Apesar de não repetir, até o momento, os mesmos índices de audiência de sucessos anteriores, a novela ‘Dona de Mim’, escrita por Rosane Svartman, mantém intacta a marca registrada da autora: tramas bem costuradas, personagens complexos e emoção em cena. A audiência, vale lembrar, nem sempre é o melhor termômetro de qualidade. Que o diga ‘Vai na Fé’, também de Svartman, que demorou a engrenar e, ao final, chegou a superar a novela das 21h em alguns momentos, além de conquistar crítica e público com seu desfecho.

No capítulo exibido na terça-feira (5), Dona de Mim entregou um dos momentos mais impactantes da teledramaturgia recente: a morte do personagem Abel, vivido com maestria por Tony Ramos. A sequência do acidente que tirou a vida do personagem foi conduzida com precisão técnica e sensibilidade narrativa, coroando o trabalho da direção artística de Allan Fiterman. Ao lado de Abel, estava Rebeca, interpretada por Silvia Pfeifer, outro nome de peso que engrandeceu a novela com sua presença elegante e interpretação segura.

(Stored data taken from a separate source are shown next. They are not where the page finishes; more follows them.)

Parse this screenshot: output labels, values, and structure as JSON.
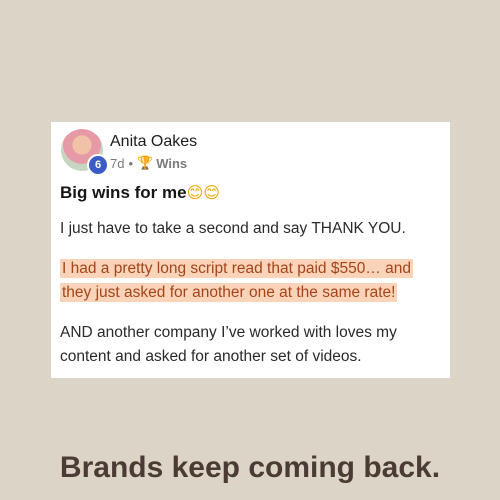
{
  "post": {
    "author": "Anita Oakes",
    "level": "6",
    "time": "7d",
    "separator": "•",
    "category_icon": "🏆",
    "category": "Wins",
    "title": "Big wins for me",
    "title_emojis": "😊😊",
    "paragraph_1": "I just have to take a second and say THANK YOU.",
    "highlight": "I had a pretty long script read that paid $550… and they just asked for another one at the same rate!",
    "paragraph_2": "AND another company I’ve worked with loves my content and asked for another set of videos."
  },
  "caption": "Brands keep coming back.",
  "colors": {
    "background": "#dcd4c7",
    "highlight_bg": "#fbd3b8",
    "highlight_text": "#a4451b",
    "badge": "#3b5cc6",
    "caption": "#4a3c34"
  }
}
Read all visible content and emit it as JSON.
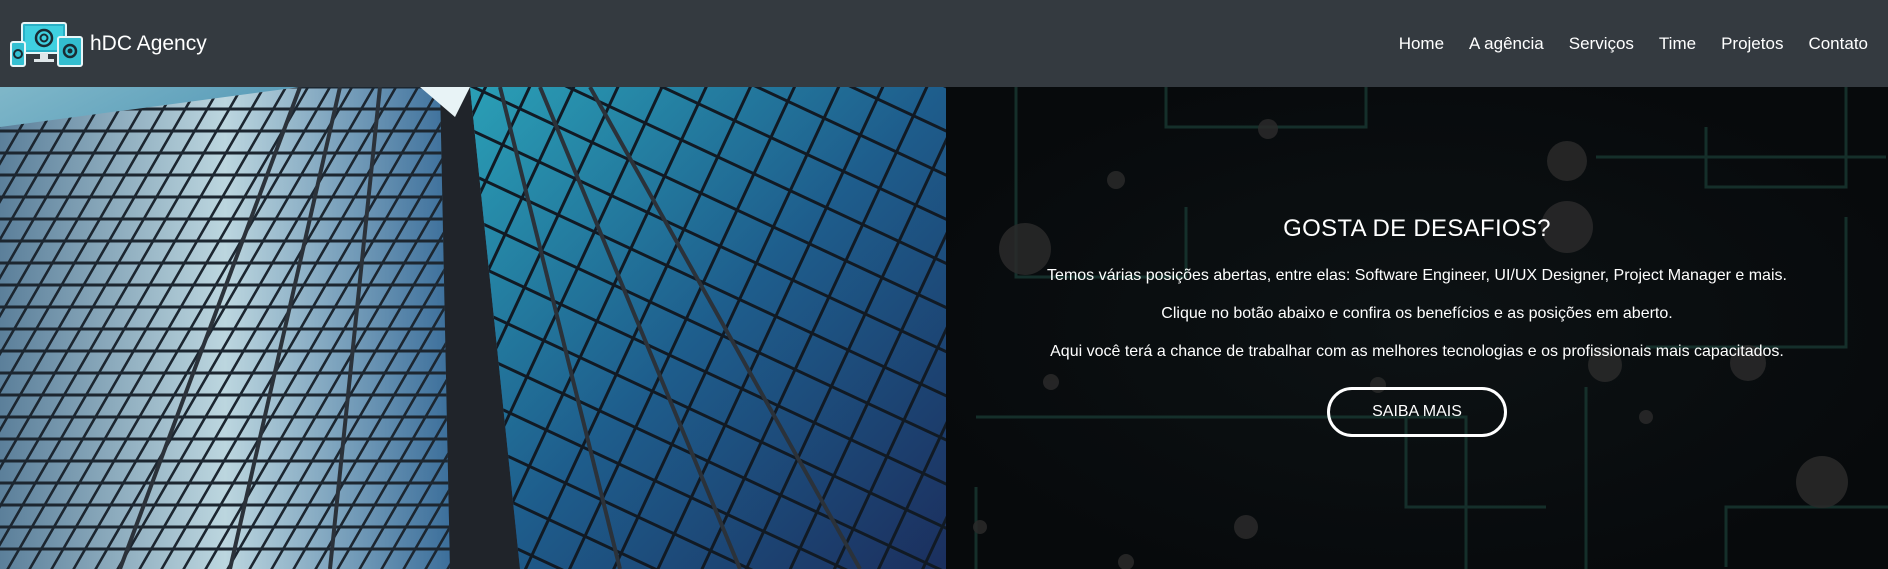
{
  "header": {
    "brand_name": "hDC Agency",
    "logo_icon": "devices-logo-icon",
    "background": "#343a40",
    "nav_items": [
      {
        "label": "Home"
      },
      {
        "label": "A agência"
      },
      {
        "label": "Serviços"
      },
      {
        "label": "Time"
      },
      {
        "label": "Projetos"
      },
      {
        "label": "Contato"
      }
    ]
  },
  "hero": {
    "image_semantic": "glass-skyscraper-photo",
    "heading": "GOSTA DE DESAFIOS?",
    "paragraphs": [
      "Temos várias posições abertas, entre elas: Software Engineer, UI/UX Designer, Project Manager e mais.",
      "Clique no botão abaixo e confira os benefícios e as posições em aberto.",
      "Aqui você terá a chance de trabalhar com as melhores tecnologias e os profissionais mais capacitados."
    ],
    "cta_label": "SAIBA MAIS",
    "background": "#0b0f12",
    "circuit_color": "#1c3b35"
  }
}
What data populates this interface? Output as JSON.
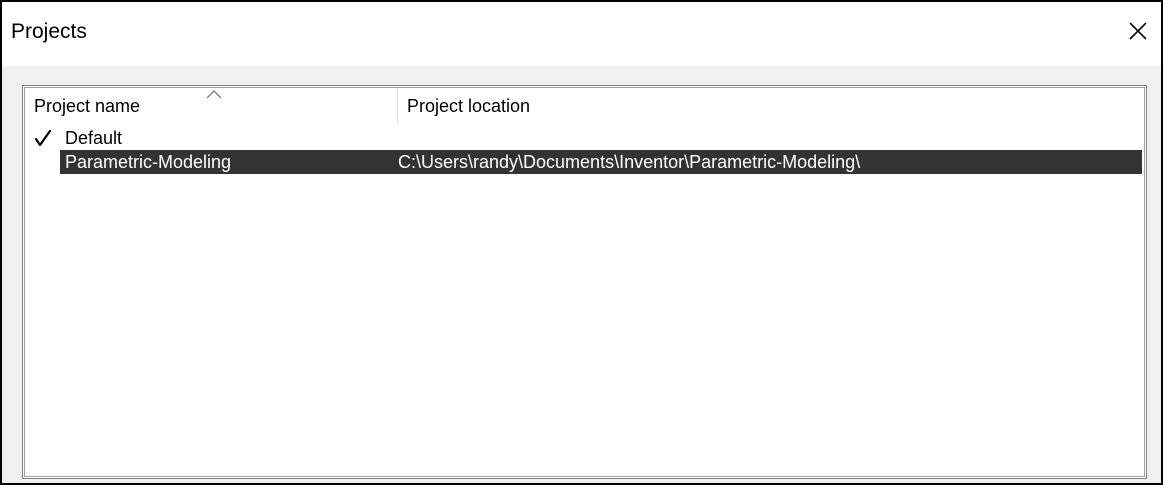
{
  "window": {
    "title": "Projects"
  },
  "list": {
    "columns": [
      {
        "label": "Project name",
        "sorted": "ascending"
      },
      {
        "label": "Project location"
      }
    ],
    "rows": [
      {
        "name": "Default",
        "location": "",
        "active": true,
        "selected": false
      },
      {
        "name": "Parametric-Modeling",
        "location": "C:\\Users\\randy\\Documents\\Inventor\\Parametric-Modeling\\",
        "active": false,
        "selected": true
      }
    ]
  },
  "icons": {
    "close": "close-icon",
    "sort": "sort-ascending-icon",
    "check": "checkmark-icon"
  },
  "colors": {
    "selection_bg": "#333333",
    "selection_text": "#ffffff",
    "dialog_bg": "#f0f0f0"
  }
}
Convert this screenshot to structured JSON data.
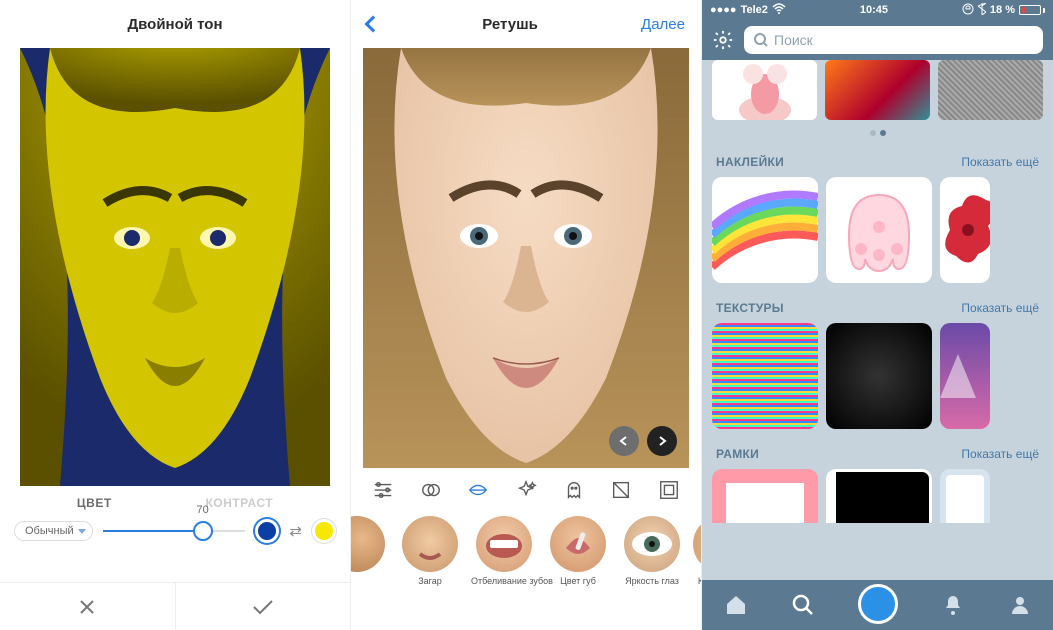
{
  "panel1": {
    "title": "Двойной тон",
    "tabs": {
      "color": "ЦВЕТ",
      "contrast": "КОНТРАСТ"
    },
    "slider_value": "70",
    "mode_label": "Обычный",
    "colors": {
      "primary": "#0b3fa5",
      "secondary": "#f7e800"
    }
  },
  "panel2": {
    "title": "Ретушь",
    "next": "Далее",
    "tools": [
      "settings",
      "blend",
      "lips",
      "sparkle",
      "ghost",
      "sharpen",
      "frame"
    ],
    "thumbs": [
      {
        "label": "Загар"
      },
      {
        "label": "Отбеливание зубов"
      },
      {
        "label": "Цвет губ"
      },
      {
        "label": "Яркость глаз"
      },
      {
        "label": "Кр"
      }
    ]
  },
  "panel3": {
    "status": {
      "carrier": "Tele2",
      "time": "10:45",
      "battery_pct": "18 %"
    },
    "search_placeholder": "Поиск",
    "sections": {
      "stickers": {
        "title": "НАКЛЕЙКИ",
        "more": "Показать ещё"
      },
      "textures": {
        "title": "ТЕКСТУРЫ",
        "more": "Показать ещё"
      },
      "frames": {
        "title": "РАМКИ",
        "more": "Показать ещё"
      }
    }
  }
}
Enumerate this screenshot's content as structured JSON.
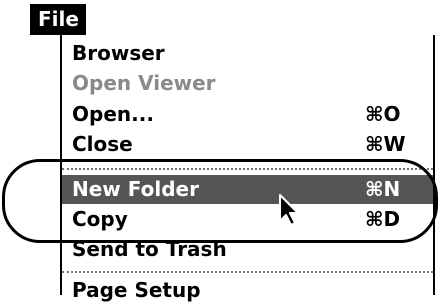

Ver Silvia de volta às novelas da Globo é um presente ao telespectador, e uma lembrança do quanto ela faz falta em papéis de destaque.

Rosane Svartman soube, como poucos autores sabem, aproveitar os talentos de Ramos e Pfeifer durante 80 capítulos. Ao invés de apenas figuras ilustrativas, os dois veteranos tiveram espaço, relevância e diálogos que engrandecem a trama. Com a saída de seus personagens, uma nova fase se desenha. A família de Abel, a pequena Sofia e a protagonista Léo passam a ter seus destinos reconfigurados, em reviravoltas que seguem a lógica interna da narrativa, sem atropelos, com cada passo bem articulado.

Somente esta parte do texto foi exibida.